5.2 allowed-tools Grants, It Does Not Restrict

The most important sentence in this section: in Claude Code, allowed-tools grants permission, it does not restrict it. The official documentation states it plainly — the field "grants permission for the listed tools while the skill is active, so Claude can use them without prompting you for approval. It does not restrict which tools are available." A reviewer who reads allowed-tools: Read Grep and thinks "good, this skill is limited to reading and grepping" has misread the field. Every other tool remains available subject to your normal permission settings; the field only adds silent approval for what it lists.

The documentation is equally direct about the consequence for vetting: "a skill can grant itself broad tool access," and "review project skills before trusting a repository." So the review question for each entry is proportionality and narrowness:

  • Proportionality: does the stated purpose require this tool at all? A formatting skill listing Bash fails here.
  • Narrowness: is it scoped as tightly as the syntax permits? Bash(git status *) pre-approves only git status; a bare Bash pre-approves every command.

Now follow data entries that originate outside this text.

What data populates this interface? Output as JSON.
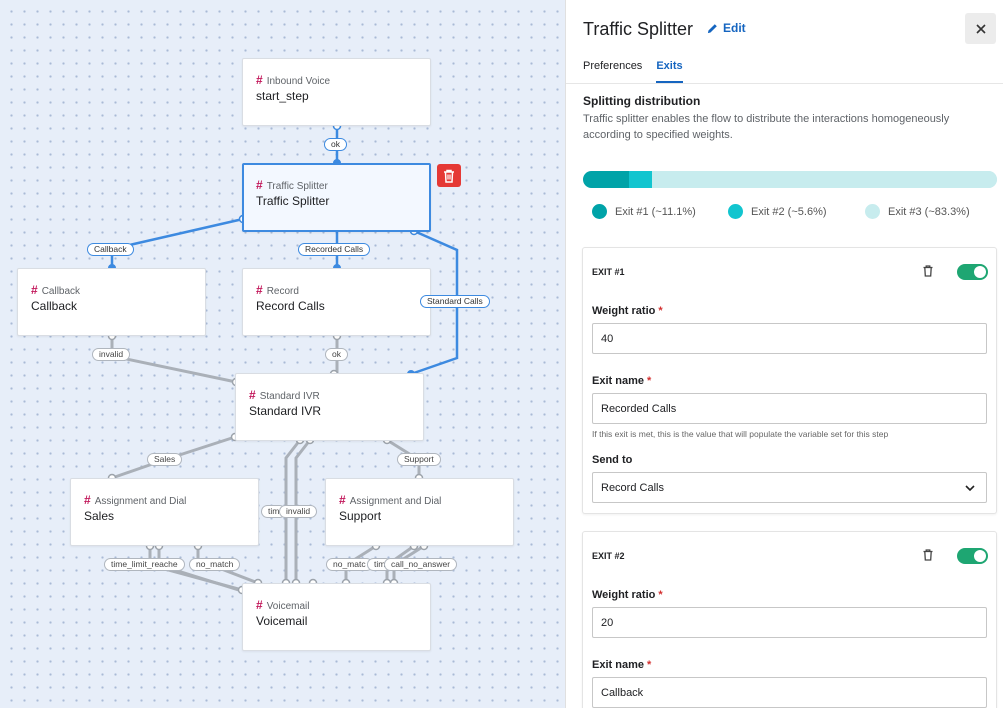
{
  "canvas": {
    "nodes": [
      {
        "id": "inbound",
        "type": "Inbound Voice",
        "name": "start_step"
      },
      {
        "id": "splitter",
        "type": "Traffic Splitter",
        "name": "Traffic Splitter"
      },
      {
        "id": "callback",
        "type": "Callback",
        "name": "Callback"
      },
      {
        "id": "record",
        "type": "Record",
        "name": "Record Calls"
      },
      {
        "id": "ivr",
        "type": "Standard IVR",
        "name": "Standard IVR"
      },
      {
        "id": "sales",
        "type": "Assignment and Dial",
        "name": "Sales"
      },
      {
        "id": "support",
        "type": "Assignment and Dial",
        "name": "Support"
      },
      {
        "id": "voicemail",
        "type": "Voicemail",
        "name": "Voicemail"
      }
    ],
    "edge_labels": {
      "ok1": "ok",
      "callback": "Callback",
      "recorded": "Recorded Calls",
      "standard": "Standard Calls",
      "invalid1": "invalid",
      "ok2": "ok",
      "sales": "Sales",
      "support": "Support",
      "tim1": "tim",
      "invalid2": "invalid",
      "time_limit": "time_limit_reache",
      "no_match1": "no_match",
      "no_match2": "no_matc",
      "tim2": "tim",
      "call_no_answer": "call_no_answer"
    },
    "hash": "#"
  },
  "panel": {
    "title": "Traffic Splitter",
    "edit_label": "Edit",
    "tabs": [
      {
        "label": "Preferences",
        "active": false
      },
      {
        "label": "Exits",
        "active": true
      }
    ],
    "section_title": "Splitting distribution",
    "section_desc": "Traffic splitter enables the flow to distribute the interactions homogeneously according to specified weights.",
    "distribution": [
      {
        "label": "Exit #1 (~11.1%)",
        "fraction": 0.111,
        "color": "#00a3a8"
      },
      {
        "label": "Exit #2 (~5.6%)",
        "fraction": 0.056,
        "color": "#12c5cf"
      },
      {
        "label": "Exit #3 (~83.3%)",
        "fraction": 0.833,
        "color": "#c7ecee"
      }
    ],
    "exits": [
      {
        "heading": "EXIT #1",
        "enabled": true,
        "weight_label": "Weight ratio",
        "weight_value": "40",
        "name_label": "Exit name",
        "name_value": "Recorded Calls",
        "help": "If this exit is met, this is the value that will populate the variable set for this step",
        "send_label": "Send to",
        "send_value": "Record Calls"
      },
      {
        "heading": "EXIT #2",
        "enabled": true,
        "weight_label": "Weight ratio",
        "weight_value": "20",
        "name_label": "Exit name",
        "name_value": "Callback"
      }
    ],
    "required_mark": "*"
  },
  "colors": {
    "accent": "#1565c0",
    "selected_edge": "#3d8ae0",
    "toggle_on": "#1ea672",
    "delete": "#e53935"
  }
}
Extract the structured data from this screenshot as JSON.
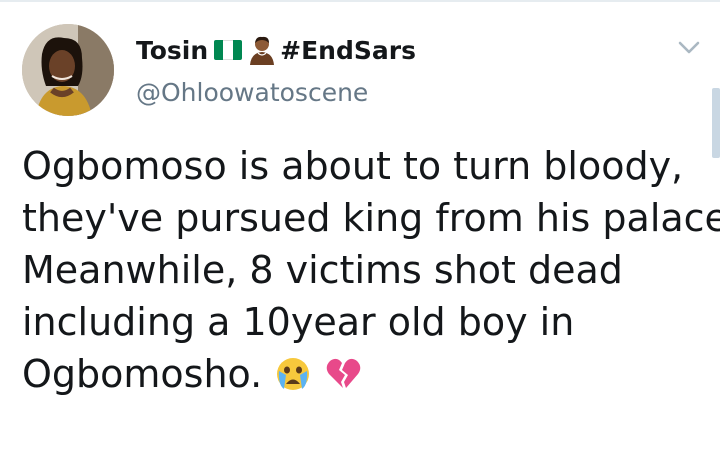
{
  "user": {
    "display_name": "Tosin",
    "hashtag": "#EndSars",
    "handle": "@Ohloowatoscene",
    "flag_colors": [
      "#008751",
      "#ffffff",
      "#008751"
    ]
  },
  "tweet": {
    "lines": [
      "Ogbomoso is about to turn bloody,",
      "they've pursued king from his palace.",
      "Meanwhile, 8 victims shot dead",
      "including a 10year old boy in",
      "Ogbomosho."
    ],
    "emojis": [
      "crying-face-icon",
      "broken-heart-icon"
    ]
  },
  "icons": {
    "menu": "chevron-down-icon"
  }
}
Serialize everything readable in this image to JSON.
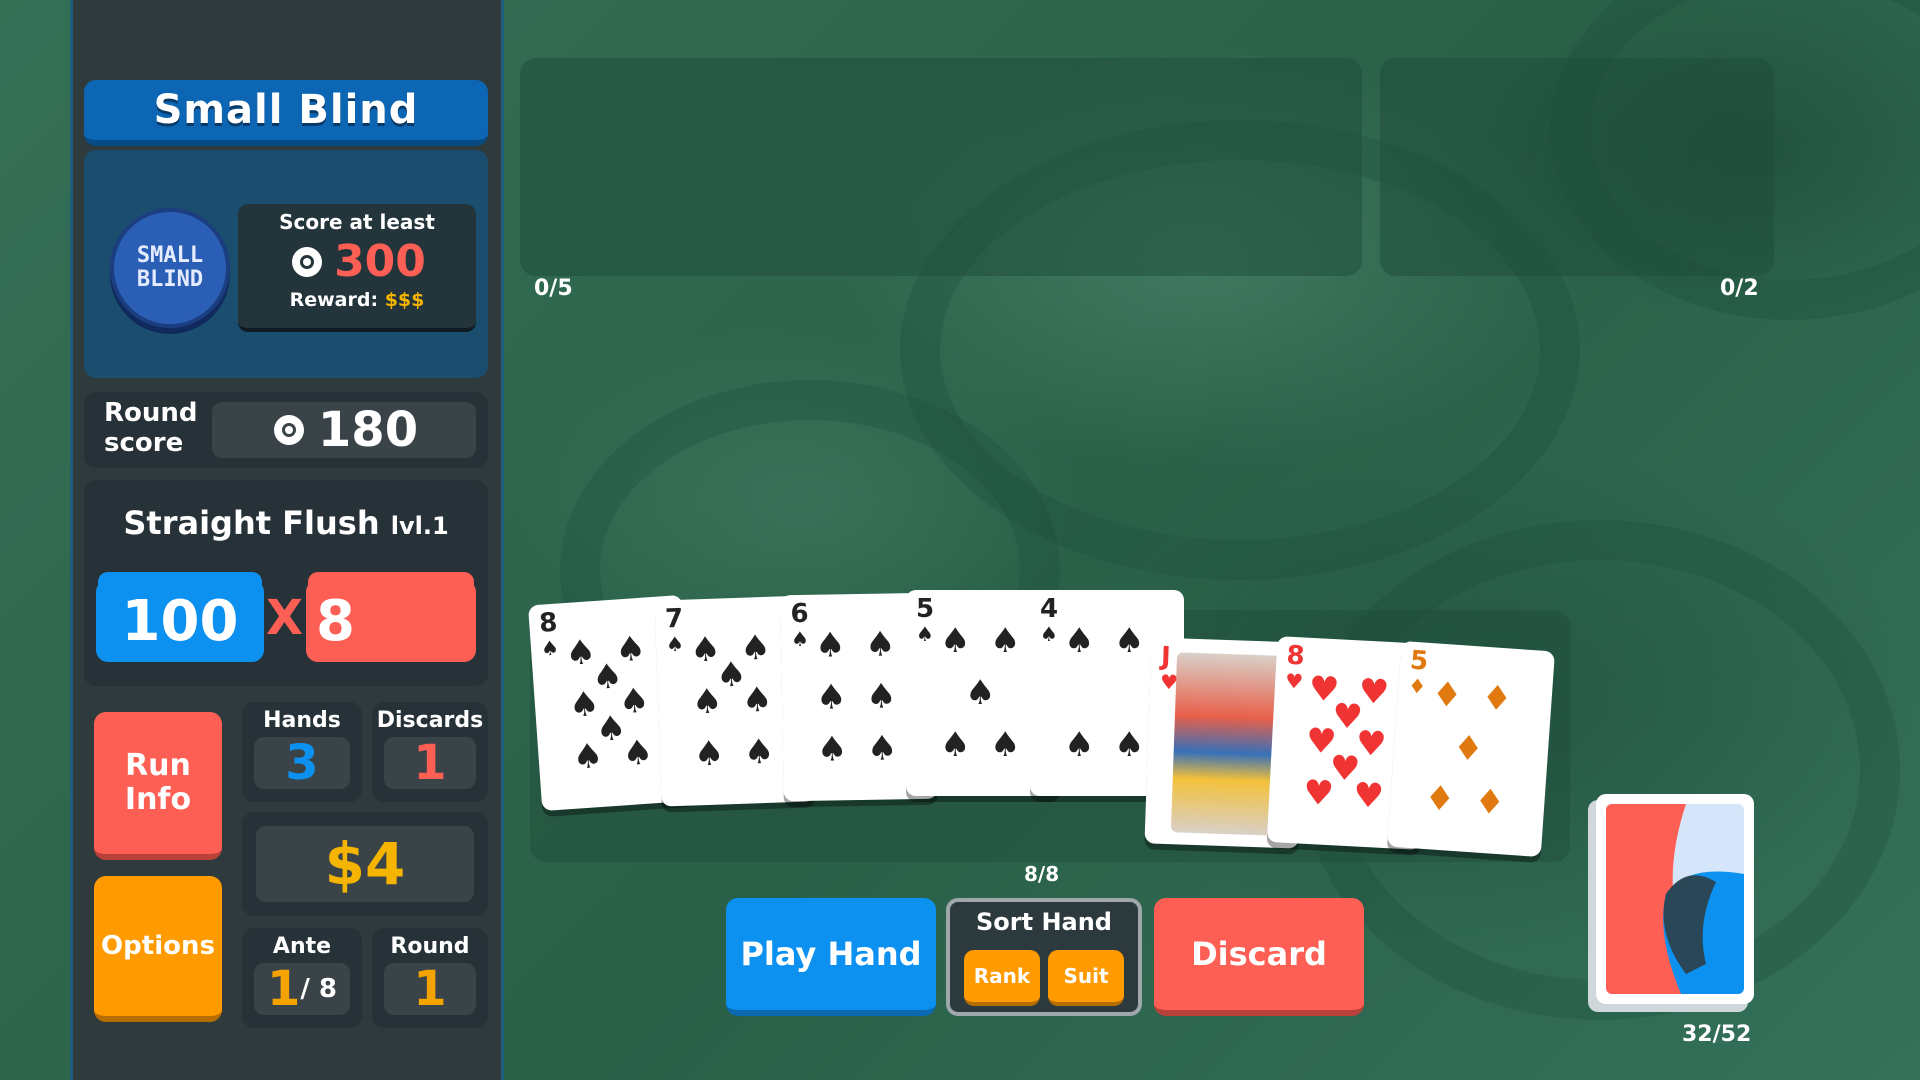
{
  "blind": {
    "title": "Small Blind",
    "chip_line1": "SMALL",
    "chip_line2": "BLIND",
    "score_label": "Score at least",
    "target_score": "300",
    "reward_label": "Reward:",
    "reward_value": "$$$"
  },
  "round": {
    "label_line1": "Round",
    "label_line2": "score",
    "score": "180"
  },
  "hand_type": {
    "name": "Straight Flush",
    "level": "lvl.1",
    "chips": "100",
    "times": "X",
    "mult": "8"
  },
  "buttons": {
    "run_info_line1": "Run",
    "run_info_line2": "Info",
    "options": "Options",
    "play_hand": "Play Hand",
    "sort_hand": "Sort Hand",
    "sort_rank": "Rank",
    "sort_suit": "Suit",
    "discard": "Discard"
  },
  "stats": {
    "hands_label": "Hands",
    "hands_value": "3",
    "discards_label": "Discards",
    "discards_value": "1",
    "money": "$4",
    "ante_label": "Ante",
    "ante_value": "1",
    "ante_max": "/ 8",
    "round_label": "Round",
    "round_value": "1"
  },
  "slots": {
    "jokers_count": "0/5",
    "consumables_count": "0/2"
  },
  "hand_cards": [
    {
      "rank": "8",
      "suit": "♠",
      "color": "black"
    },
    {
      "rank": "7",
      "suit": "♠",
      "color": "black"
    },
    {
      "rank": "6",
      "suit": "♠",
      "color": "black"
    },
    {
      "rank": "5",
      "suit": "♠",
      "color": "black"
    },
    {
      "rank": "4",
      "suit": "♠",
      "color": "black"
    },
    {
      "rank": "J",
      "suit": "♥",
      "color": "red"
    },
    {
      "rank": "8",
      "suit": "♥",
      "color": "red"
    },
    {
      "rank": "5",
      "suit": "♦",
      "color": "orange"
    }
  ],
  "hand_size": "8/8",
  "deck_count": "32/52",
  "colors": {
    "chips_blue": "#0d91f0",
    "mult_red": "#fe5f55",
    "money_gold": "#f5b400",
    "felt_green": "#2f6a52"
  }
}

The skill below is a good shape — narrow, and tied to a manual-only workflow:

---
name: commit
description: Stage and commit the current changes
disable-model-invocation: true
allowed-tools: Bash(git add *) Bash(git commit *) Bash(git status *)
---

If you want a tool removed rather than pre-approved, that is disallowed-tools (removed while the skill is active) or, more durably, a deny rule in your permission settings — which a skill cannot override (Section 7).

5.3 Forks, Hooks, and Shells Expand the Surface

Three capability fields turn a skill from "instructions" into "a small program," and each deserves explicit attention:

  • context: fork with agent runs the skill's content as the prompt for a subagent of the named type. The subagent brings its own tools and permissions, so a forked skill can act with a capability profile different from your main session. Note which agent type it forks to and what that type can do.
  • hooks attaches hooks to the skill's lifecycle. Hooks are commands that run on tool events and can block or modify behavior; a hook in a skill is third-party code wired into your tool loop. Read it exactly as you would read a bundled script, and cross-reference the Claude Code Hooks Complete Guide for the event model.
  • shell selects the interpreter for inline !`command` execution. The default is bash; an explicit powershell (or any deviation) is a small flag — not damning, but worth understanding why the author needed it.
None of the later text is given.